Sports Direct is doing a deal with Mike Ashley's daughter and buying a £40 million plane -- all while profits tank

Mike AshleyThomas ColsonSports Direct founder Mike Ashley outside his Shirebrook warehouse

LONDON — Sports Direct is buying a £40 million corporate plane and doing a makeup deal with Mike Ashley’s daughter, its half-year report reveals.

The report, released on Thursday, says that the firm will take delivery of a $51.1 million (£40.25 million) corporate plane within weeks. It will join the fleet of corporate vehicles, which includes a helicopter Mike Ashley uses to fly to work.

The budget sportswear retailer has also struck a licensing deal with makeup brand SPORT FX, which is owned by a company where Matilda Ashley is a director. Matilda is the daughter of Sports Direct founder Mike Ashley.

The arrangement is the latest in a string of deals involving Ashley’s family members. In August, Sports Direct was found to be paying hundreds of thousands of pounds to a company run by Ashley’s brother for making international deliveries on behalf of the retailer.
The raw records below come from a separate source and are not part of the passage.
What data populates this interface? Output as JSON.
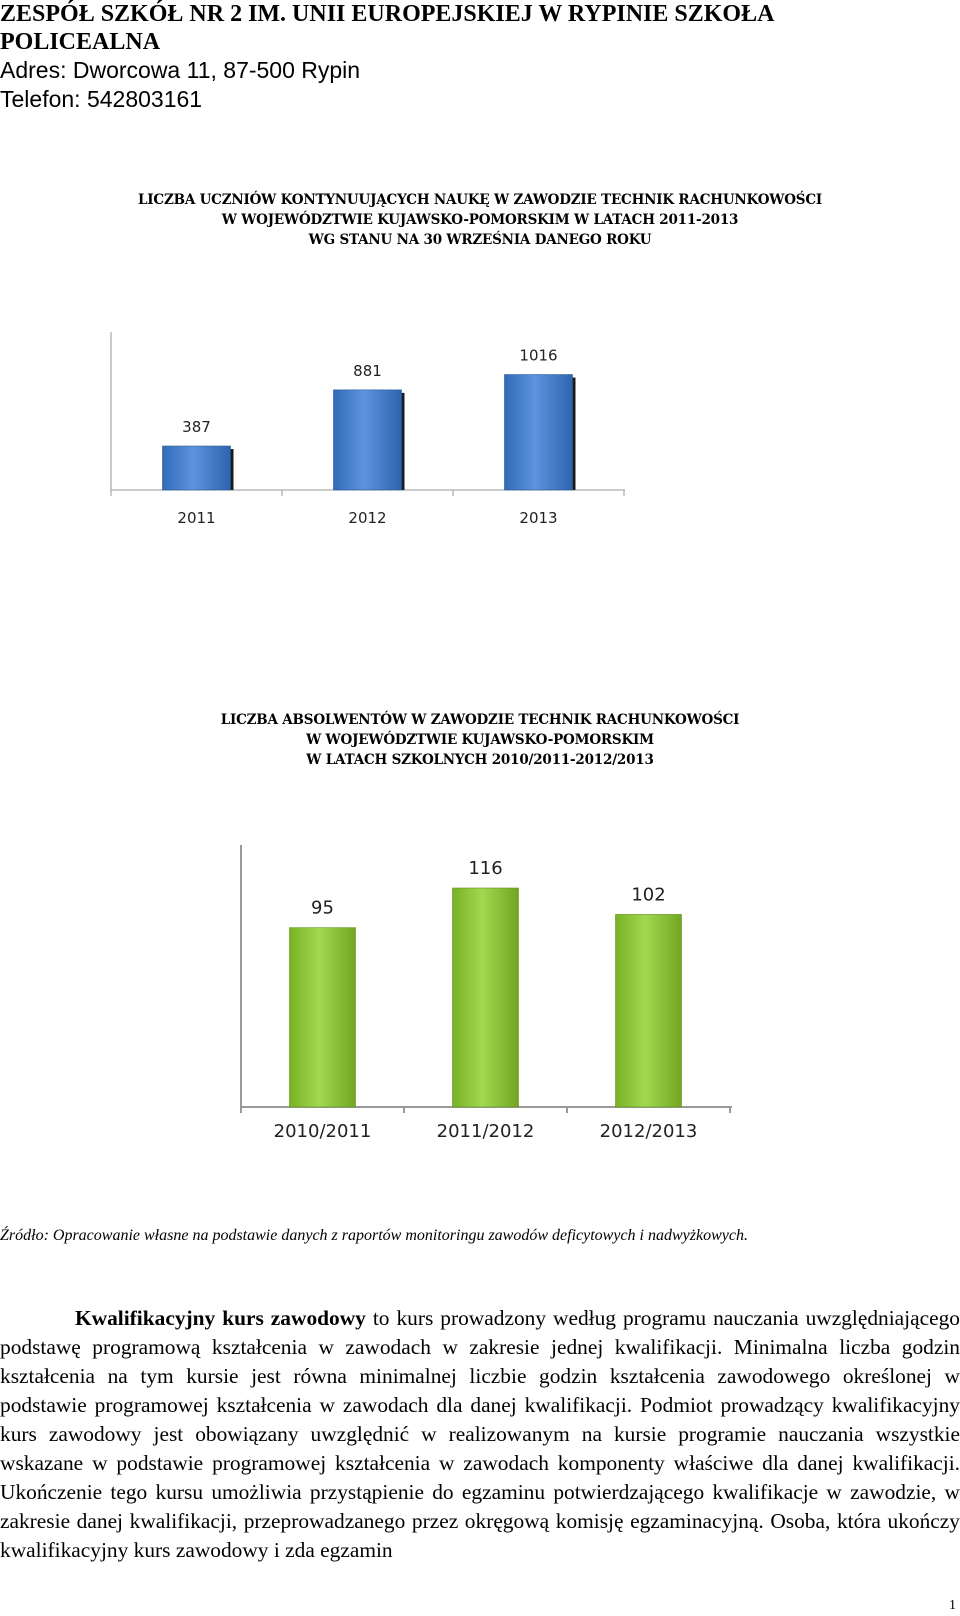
{
  "header": {
    "school_line1": "ZESPÓŁ SZKÓŁ NR 2 IM. UNII EUROPEJSKIEJ W RYPINIE SZKOŁA",
    "school_line2": "POLICEALNA",
    "address": "Adres: Dworcowa 11, 87-500 Rypin",
    "phone": "Telefon: 542803161"
  },
  "chart_data": [
    {
      "type": "bar",
      "title": "LICZBA UCZNIÓW KONTYNUUJĄCYCH NAUKĘ  W ZAWODZIE TECHNIK RACHUNKOWOŚCI W WOJEWÓDZTWIE KUJAWSKO-POMORSKIM W LATACH 2011-2013 WG STANU NA 30 WRZEŚNIA DANEGO ROKU",
      "title_lines": [
        "LICZBA UCZNIÓW KONTYNUUJĄCYCH NAUKĘ  W ZAWODZIE TECHNIK RACHUNKOWOŚCI",
        "W WOJEWÓDZTWIE KUJAWSKO-POMORSKIM W LATACH 2011-2013",
        "WG STANU NA 30 WRZEŚNIA DANEGO ROKU"
      ],
      "categories": [
        "2011",
        "2012",
        "2013"
      ],
      "values": [
        387,
        881,
        1016
      ],
      "data_labels": [
        "387",
        "881",
        "1016"
      ],
      "ylim": [
        0,
        1100
      ],
      "color": "#3a7dd8",
      "grid": false
    },
    {
      "type": "bar",
      "title": "LICZBA ABSOLWENTÓW  W ZAWODZIE TECHNIK RACHUNKOWOŚCI W WOJEWÓDZTWIE KUJAWSKO-POMORSKIM W LATACH SZKOLNYCH  2010/2011-2012/2013",
      "title_lines": [
        "LICZBA ABSOLWENTÓW  W ZAWODZIE TECHNIK RACHUNKOWOŚCI",
        "W WOJEWÓDZTWIE KUJAWSKO-POMORSKIM",
        "W LATACH SZKOLNYCH  2010/2011-2012/2013"
      ],
      "categories": [
        "2010/2011",
        "2011/2012",
        "2012/2013"
      ],
      "values": [
        95,
        116,
        102
      ],
      "data_labels": [
        "95",
        "116",
        "102"
      ],
      "ylim": [
        0,
        150
      ],
      "color": "#8ed02a",
      "grid": false
    }
  ],
  "source": "Źródło: Opracowanie własne na podstawie danych z raportów monitoringu zawodów deficytowych i nadwyżkowych.",
  "body": {
    "bold_lead": "Kwalifikacyjny kurs zawodowy",
    "text": " to kurs prowadzony według programu nauczania uwzględniającego podstawę programową kształcenia w zawodach w zakresie jednej kwalifikacji. Minimalna liczba godzin kształcenia na tym kursie jest równa minimalnej liczbie godzin kształcenia zawodowego określonej w podstawie programowej kształcenia w zawodach dla danej kwalifikacji. Podmiot prowadzący kwalifikacyjny kurs zawodowy jest obowiązany uwzględnić w realizowanym na kursie programie nauczania wszystkie wskazane w podstawie programowej kształcenia w zawodach komponenty właściwe dla danej kwalifikacji. Ukończenie tego kursu umożliwia przystąpienie do egzaminu potwierdzającego kwalifikacje w zawodzie, w zakresie danej kwalifikacji, przeprowadzanego przez okręgową komisję egzaminacyjną. Osoba, która ukończy kwalifikacyjny kurs zawodowy i zda egzamin"
  },
  "page_number": "1"
}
The Financial Reporting Council (FRC) has since announced that it is investigating Sports Direct’s auditors for failing to disclose the arrangement as a “related party.”

Sports Direct says in Thursday’s update that the deal was done “under market terms and makes good commercial sense.”

Ashley was also forced to defend himself in January after he gave his daughter’s boyfriend a £10 million loan on behalf of the company and a high-powered job managing property for Sports Direct.

Matilda Ashley’s company Double Take will get no royalties or other fees until at least September 2019, Sports Direct says, when the terms of the deal will be reassessed.

Sports Direct’s interim report also revealed a 57% slump in half-year profits to £71.6 million, despite a 14.2% rise in revenue to £1.63 billion. The profit slump has hit shares hard, with shares down over 7% at close to 10.20 a.m. GMT (5.20 a.m. ET):

Sports Direct chairman Keith Hellawell blamed an “extreme political, union and media campaign” for the profit slump, saying it has “damaged its reputation and influenced our customers.” The company is reeling from a year rocked by scandal, with allegations of abusive working practices and numerous PR gaffes.

Hellawell questioned whether this “intense scrutiny is all ethically motivated,” saying: “The Board accepts responsibility for our shortcomings, but there has also been disproportionate, inaccurate and misleading commentary.”

Sports Direct’s governance has come under scrutiny from MPs with Mike Ashley admitting the company has become too big for him to control solely. (Despite this, he has taken on the role of CEO since making those comments.) Sports Direct announced on Thursday that veteran banker David Brayshaw is joining the board as a non-executive director and joining the company’s audit committee.

Also on Thursday, the FRC wrapped up an earlier investigation into Sports Direct, which probed why the firm failed to discuss the development and performance of the firm’s international stores in its last Annual Report. The FRC said that Sports Direct had agreed to include more detailed commentary in future reports, and considered the matter “concluded.”